Consider this: the Rangers played in the World Series two straight years in 2010 and 2011, and came within an eyelash–literally one strike–of winning the second of those appearances. Those ultimate failures, and their subsequent take down by the A’s in 2012–when the Rangers gagged up the division in the last series of the season–covered the team with that stink of failure that clings to teams that do not capitalize on multiple chances to take it all the way.
However, history shows that such teams often eventually come out on top.
For instance, the Dodgers of the ’40s and ’50s famously saw their seasons end in disappointment, over and over again, until they finally broke through to beat the Yankees and take the World Series in ’55.
In the ’70s, the vaunted Big Red Machine lost in the Series in ’70 and ’72 before finally breaking through in winning back to back championships in ’75 and ’76.
The latter year started a successful run by the Kansas City Royals, which saw them lose in the playoffs for three straight years, then lose in the World Series in ’80, and then suffer another playoff loss in ’84, until at last they broke through and won their only title in ’85.
On their way to winning the ’85 World Series, the Royals defeated the Blue Jays in the playoffs. Toronto would subsequently blow a division lead to the Tigers in ’87, then lose in the LCS to the A’s in ’89 and the Twins in ’91 before they finally took consecutive crowns in ’92 and ’93.
Even today’s paragon of postseason accomplishment, the St. Louis Cardinals, experienced multiple playoff frustrations under Tony LaRussa in the late ’90s and early 21st century before winning it all in 2006. And I haven’t even brought up the Red Sox, the team of three championships following a, shall we say, Texas-sized title drought.
The point is, this year’s Rangers fit the profile of successful teams of the past: taste the frustration, multiple times usually, before you get to taste the glory. Perhaps it’s even a necessary part of the formula, not just for the lessons that losing teaches you, but also because being a multiple loser in the past may lead your opponents to take you lightly–a lapse that can give a team like Texas the leg up they didn’t have before.
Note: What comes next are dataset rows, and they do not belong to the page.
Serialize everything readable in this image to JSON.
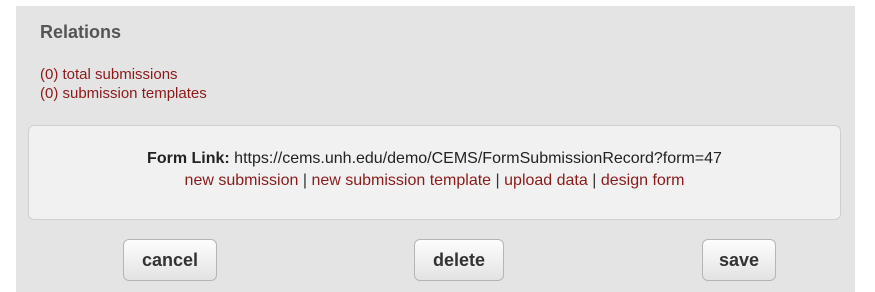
{
  "relations": {
    "title": "Relations",
    "links": [
      "(0) total submissions",
      "(0) submission templates"
    ]
  },
  "form_link": {
    "label": "Form Link:",
    "url": "https://cems.unh.edu/demo/CEMS/FormSubmissionRecord?form=47",
    "actions": [
      "new submission",
      "new submission template",
      "upload data",
      "design form"
    ],
    "separator": "|"
  },
  "buttons": {
    "cancel": "cancel",
    "delete": "delete",
    "save": "save"
  },
  "colors": {
    "panel_bg": "#e4e4e4",
    "box_bg": "#f1f1f1",
    "link": "#8b1a1a",
    "title": "#555555"
  }
}
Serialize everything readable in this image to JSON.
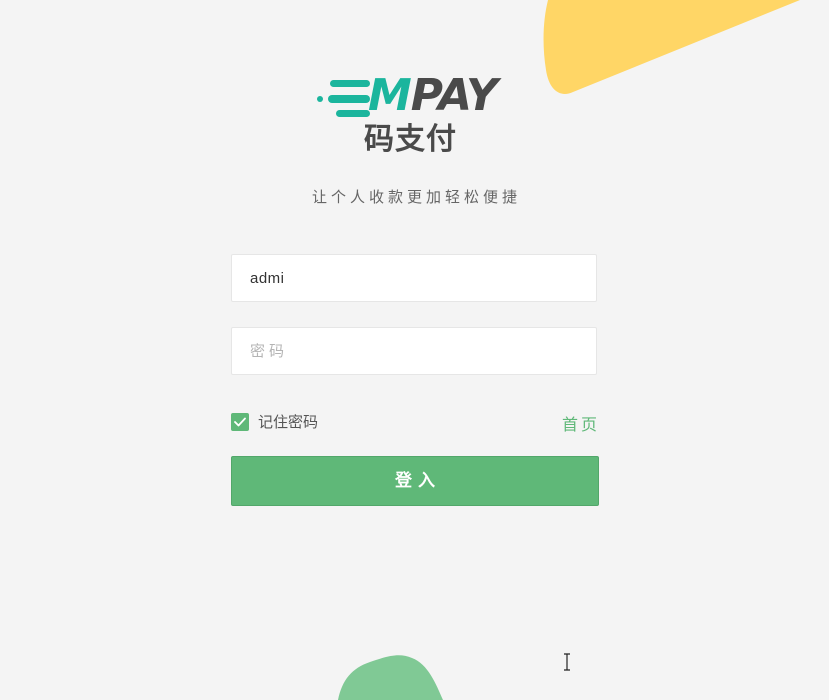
{
  "logo": {
    "brand_m": "M",
    "brand_rest": "PAY",
    "brand_cn": "码支付"
  },
  "slogan": "让个人收款更加轻松便捷",
  "form": {
    "username_value": "admi",
    "password_placeholder": "密码",
    "remember_label": "记住密码",
    "remember_checked": true,
    "home_link": "首页",
    "login_label": "登入"
  },
  "colors": {
    "accent": "#5fb878",
    "logo_teal": "#1bb59d",
    "logo_dark": "#4a4a4a",
    "blob_yellow": "#ffd666",
    "blob_green": "#80c995",
    "background": "#f4f4f4"
  },
  "icons": {
    "checkbox": "check-icon",
    "cursor": "text-cursor-icon"
  }
}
And another thing they didn’t have before was a pitcher who had won it all previously. They have that now with Cole Hamels, a former playoff MVP. Hamels has had decent if modest success so far with the Rangers–4-1, 3.73 ERA in nine starts–but he has demonstrated an ability to get a team over the top in the past.
Also, in Beltre, Fielder, Andrus, and possibly Josh Hamilton–if he can get on the field–the Rangers have a core of veteran players who will have to recognize that this may very well be their last chance to achieve the ultimate goal. Nothing motivates a guy like hearing the clock ticking; assuming the Rangers get into the playoff field, those guys are a sure bet to play up to the best they can muster.
So while the rest of the baseball world may be seeing Texas–if they’re noticing them at all–as a nice little story of a team outperforming its expectations, it says here that the Rangers are the odds on favorites to make some big noise on the big stage. A rematch of that 2011 Series seems like a fairly good bet right now–and if it happens, this time the Cardinals might just find themselves on the short end of that down to their last strike scenario.